5

27 1 0
                                    

Bu sefer zil değil mesaj sesleriyle uyandım ardarda mesaj sesi geliyordu, istemeye istemeye üfleye püfleye kalkıp telime baktım. Öfff sende çok olmaya başladın! Gidip cevap vermek yerine yatağıma yeniden uzandım. 

Yine bildirim sesi gelmeye  başladı. Öylemi ben de sessize alırım bu kadar kolay! Sessize alıp yeniden uyudum.  Gözümü açtığımda şimdi tam önümdeydi.  Kim olucak tabiki deeee KÜSTAH VARLIK!

-sana dedim şimdi kalk hadi!

-banane! Okula gitmek istemiyorum!  Çok istiyosan kendin git!

-Gitmeyipte napıcaksın acaba hanım efendi?

Sırtımı döndüm ve " peki sen benim evimde napıyosun?" dedim. Birden beni kucakladı,"bırak beniii!!!"diye debelenip durdum fakat o hiç istifini bozmadan  yemek falan hazırlayıp çantama koydu mübarek kendisini anam babam sanıyor.

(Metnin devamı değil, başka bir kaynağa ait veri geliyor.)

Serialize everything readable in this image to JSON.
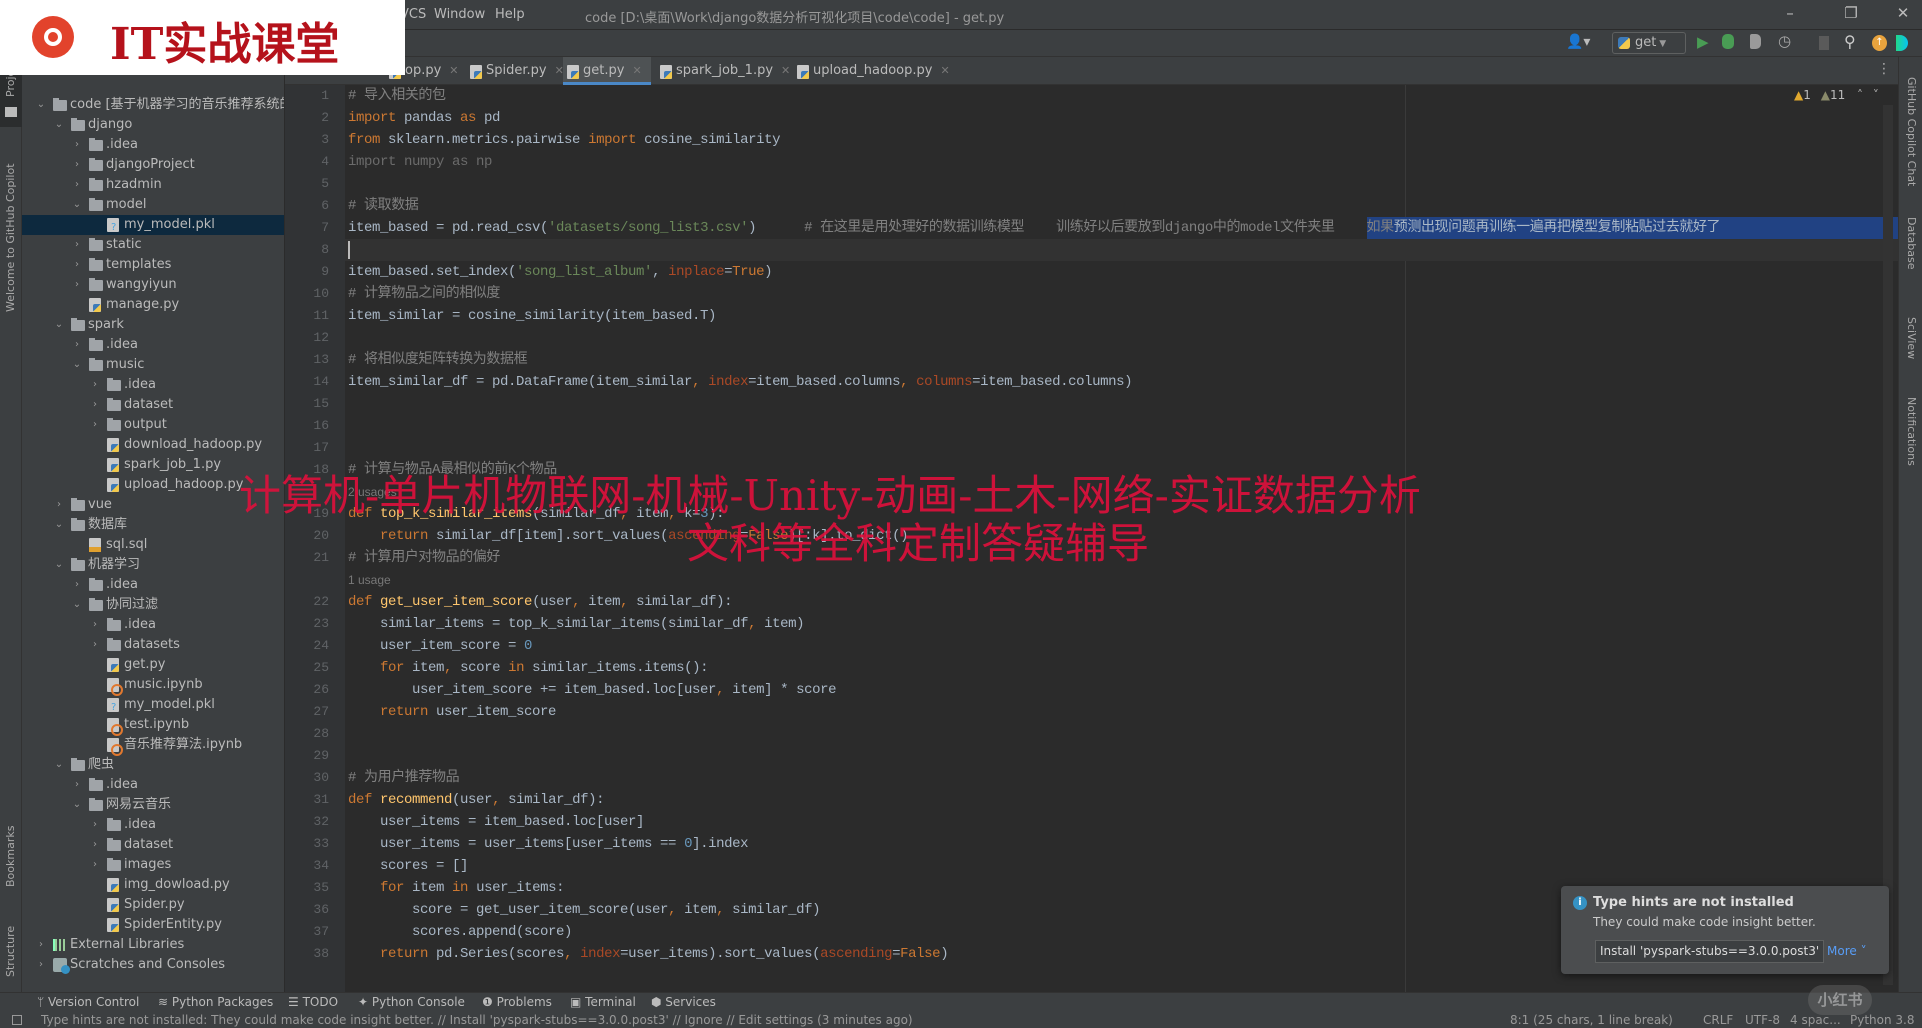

Birsürü Debeniş ve hakaretlerimden sonra okulun önünde beni yere indirdi. Pislik! Hemen bişey konusunu açmak için ağzını aralıcaktı ki tekmeyi yüzüne basmıştım. Hak etmişti bide hiçbirşey olmamamış gibi;

-ne vuruyorsun çenem gitti ula var ya kızsın diye bişey diyemiyorum Ayano-chan!
O inlemeye devam ederken ben sanki hiç bişey olmamış gibi davranmaya devam edip önüme yürüdüm.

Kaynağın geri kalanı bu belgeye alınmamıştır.